This week I was able to clear the roadblocks on the attestation aggregation branch as well as test the lazy attestation aggregation branch with flamegraph. Given that progress I've started to look forward to the next phase of my contributions to the project, namely attestation packing.
You'd be right to suggest that the whole project is about attestation packing. However, in this context I'm referring to the packing phase as Satalia describes it in: https://lighthouse-blog.sigmaprime.io/docs/satalia-02-exact-approaches.pdf. It really just assumes that the aggregation portion of things has already been done. Although it is likely less efficient to actually aggregate during the aggregation phase. Instead we could wait to know the final attestations that will be included into the block to aggregate. But I'm not sure if that will turn out to be the case in reality.
The major problem of the packing stage can be characterized by the fact that it is an instance of the weighted maximum coverage problem. We'd like to pick from a set the subset of aggregated attestations that maximize the number of attesters that are included subject to the weights (associated rewards) and the contraint that only N attestations can be included in a block. The first approach proposed in the document linked above is called the MIP approach. A fitting name since it uses a Mixed Integer Programming solver to solve the entire problem of max coverage over the entire set of attestations available after the aggregagtion phase.
Satalia didn't stop there. They also proposed an optimization that they called the Decomposition approach. Here they make use of the strictly additive relationship of attestation rewards when the attestations have different attestation data. They split the problem into many sub problems that are still instances of weighted max coverage but over a much smaller set. This is expected to perform better given that the number of clique attestations per data is on average small. To stitch the subproblems together a dynamic programming approach to a problem similar to the Knapsack problem can be employed. This is used to select the number of attestations from each data to be included in the final selection.
Further, because the MIP solver takes time to start up and introduces a new dependency, Satalia proposed th Enumeration approach. This really isn't much of a new approach since it just substitutes the exact method of using the MIP solver with another exact method of using tree search algorithm called branch and bound. This is expected to increase performance because we will not have to wait for the MIP solver to start up for each subproblem. Additionally it introduces the possibility to optimize the search with better bounding functions or ordering of the search. So using the decomposition approach plus the branch and bound algorithm is the most performant approach in theory that we know so far.

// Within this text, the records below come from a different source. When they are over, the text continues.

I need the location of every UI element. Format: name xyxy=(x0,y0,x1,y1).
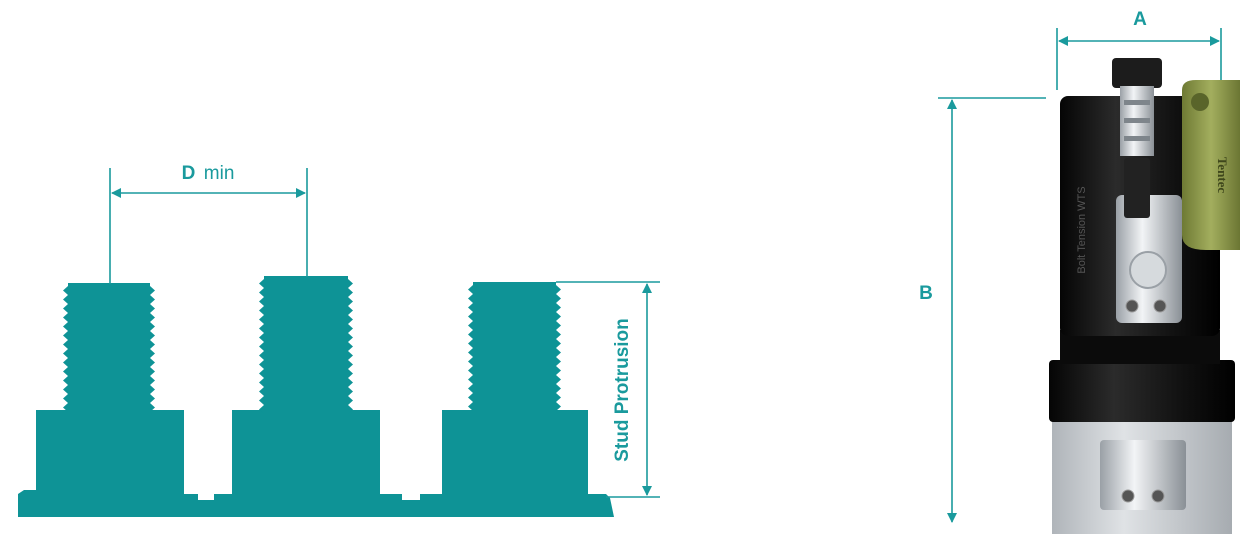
body-side-text: Bolt Tension WTS xyxy=(1076,186,1088,273)
studs-diagram: D min Stud Protrusion xyxy=(18,163,660,517)
stud-3 xyxy=(442,282,588,500)
tool-diagram: A B Tentec Bolt T xyxy=(919,9,1240,534)
tool-image: Tentec Bolt Tension WTS xyxy=(1049,58,1240,534)
a-label: A xyxy=(1133,9,1147,30)
stud-1 xyxy=(36,283,184,500)
b-label: B xyxy=(919,283,933,304)
handle-brand-text: Tentec xyxy=(1215,157,1230,194)
d-min-label: D min xyxy=(182,163,235,184)
stud-2 xyxy=(232,276,380,500)
stud-protrusion-label: Stud Protrusion xyxy=(612,318,633,462)
thread-teeth xyxy=(63,279,561,414)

Given the strict time requirements of the network even the enumeration approach might not be enough for optimal attestation packing to be feasible on all machines. There is somewhere around 950ms that can be used for this computation while waiting on the payload header from the MEV relay. Unfortunately, the MIP approach in some cases took upwards of 6 seconds. If the enumeration approach isn't fast enough, we will explore approximate algorithms which improve on the greedy approach to weighted max coverage. Possibly Randomized LP Rounding will be an approach to test.
I've been working on wrapping my head around the enumeration approach as well as familiarizing myself with related algorithms. I am beginning to implement this approach in a test repository.
This week I would like to test the maximum clique enumeration aggregation branch as well as the lazy attestation signature decompression branch. Unfortunately I don't have the resources to test these branches on my own, but thankfully Michael Sproul has offered to help us test on some of the infrastructure he has access to. Additionally, I would like to implement branch and bound in the test repository and test it's basic performance on a set of test instances to compare it to the MIP approach.